Oireachtas Joint and Select Committees

Wednesday, 13 March 2013

Joint Oireachtas Committee on Transport and Communications

Forthcoming EUFORES Conference: Discussion with EUFORES

10:35 am

Dr. Jan Geiss:

I fully agree with what the Deputy said. In the past, I was a scientist and I always said that in renewables there is the natural potential - what we can harvest - the technical potential, the economic potential and the social potential and we should not forget this fourth dimension. I am from Germany and we had the same discussion. We called it the asparagus on the landscape - Verspargelung. If one goes for too much wind or for wind only, one will find these limits in social acceptance and this decentralised renewables revolution and energy transition cannot take place over the heads of the citizens. There are several ways. If it is done only with wind in the future, it will mean too much concentration on one solution. We promote the mix of renewables. There should be much more different technologies involved. Ocean technology is not in the market now but there is huge potential in ten or 20 years. The forces of nature are strong and it is difficult to harvest them but there will be solutions for sure. I do not know if photovoltaic power, PV, can also be a solution in Ireland. We are not Italy or Spain in Germany but we still have huge volumes of PV and it is getting cheaper. It works like flat screens. Twenty years ago, a flat screen cost €100,000 but now we can buy it in a supermarket almost for free. The technology market is getting cheaper. They are all in different stages of ripeness but in the next decade other renewables will come in and the mix will be much broader and more adapted to landscape protection and so on.

The second issue is whether the benefits are close enough to the citizen. There are examples in Germany where at the beginning wind park managers were ignorant and arrogant and did not respects the needs of a village, for example, until they understood that people from the village should also make a little money and be part of it. They were given shares or ownership and suddenly they did not see wind farms as a threat and looked on them as windmills with money coming straight into their pockets. Suddenly they loved them. It is an abstract concept for politicians to explain but in the end it will be shocking if we see money flowing out of Europe to buy oil, gas, nuclear resources and so on. We will send our billions of euro to Mr. Putin and some Arab families and they will buy our football clubs. Why can we not keep that money here and leave it with the citizens instead of burning it in the oven? It is complex because people want something in their pockets today and they want to protect their landscape and we have to respect that. Perhaps we need to explain to them what will happen if we do not go now for these solutions temporarily.

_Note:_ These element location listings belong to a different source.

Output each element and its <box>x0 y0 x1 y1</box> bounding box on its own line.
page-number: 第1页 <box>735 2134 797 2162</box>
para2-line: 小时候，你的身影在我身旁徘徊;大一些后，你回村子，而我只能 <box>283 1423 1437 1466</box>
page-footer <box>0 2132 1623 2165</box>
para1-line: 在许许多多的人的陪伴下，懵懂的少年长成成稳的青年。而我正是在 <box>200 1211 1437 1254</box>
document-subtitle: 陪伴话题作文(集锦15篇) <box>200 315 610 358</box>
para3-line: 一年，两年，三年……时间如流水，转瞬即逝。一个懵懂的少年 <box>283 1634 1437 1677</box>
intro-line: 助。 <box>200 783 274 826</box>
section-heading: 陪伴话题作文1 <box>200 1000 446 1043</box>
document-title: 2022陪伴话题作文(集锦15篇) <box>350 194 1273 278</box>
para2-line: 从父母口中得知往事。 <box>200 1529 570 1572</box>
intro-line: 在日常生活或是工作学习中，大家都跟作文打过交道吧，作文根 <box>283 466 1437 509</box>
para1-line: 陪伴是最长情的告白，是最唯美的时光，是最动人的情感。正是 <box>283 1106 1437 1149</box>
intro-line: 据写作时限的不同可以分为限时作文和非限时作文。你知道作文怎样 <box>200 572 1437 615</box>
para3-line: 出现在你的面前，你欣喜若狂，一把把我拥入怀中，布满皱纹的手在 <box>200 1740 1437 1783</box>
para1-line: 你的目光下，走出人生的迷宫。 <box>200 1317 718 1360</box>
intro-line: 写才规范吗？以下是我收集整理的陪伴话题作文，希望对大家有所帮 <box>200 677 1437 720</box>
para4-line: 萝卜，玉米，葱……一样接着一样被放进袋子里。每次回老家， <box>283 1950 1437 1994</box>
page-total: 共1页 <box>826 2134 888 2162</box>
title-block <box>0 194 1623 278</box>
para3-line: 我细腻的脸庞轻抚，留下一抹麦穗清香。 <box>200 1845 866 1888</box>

It takes one day to take down and disassemble a windmill onshore. That is no problem. However, climate change will run over the landscape and definitely destroy it within a few decades. I do not want to paint too negative an image but these would be the consequences. This may be an opinion on an abstract future but we should also respect what is close to the people and integrate them into the process. The energy transition must not go over the heads of people and we must respect what they need. There are different ways to give people something directly.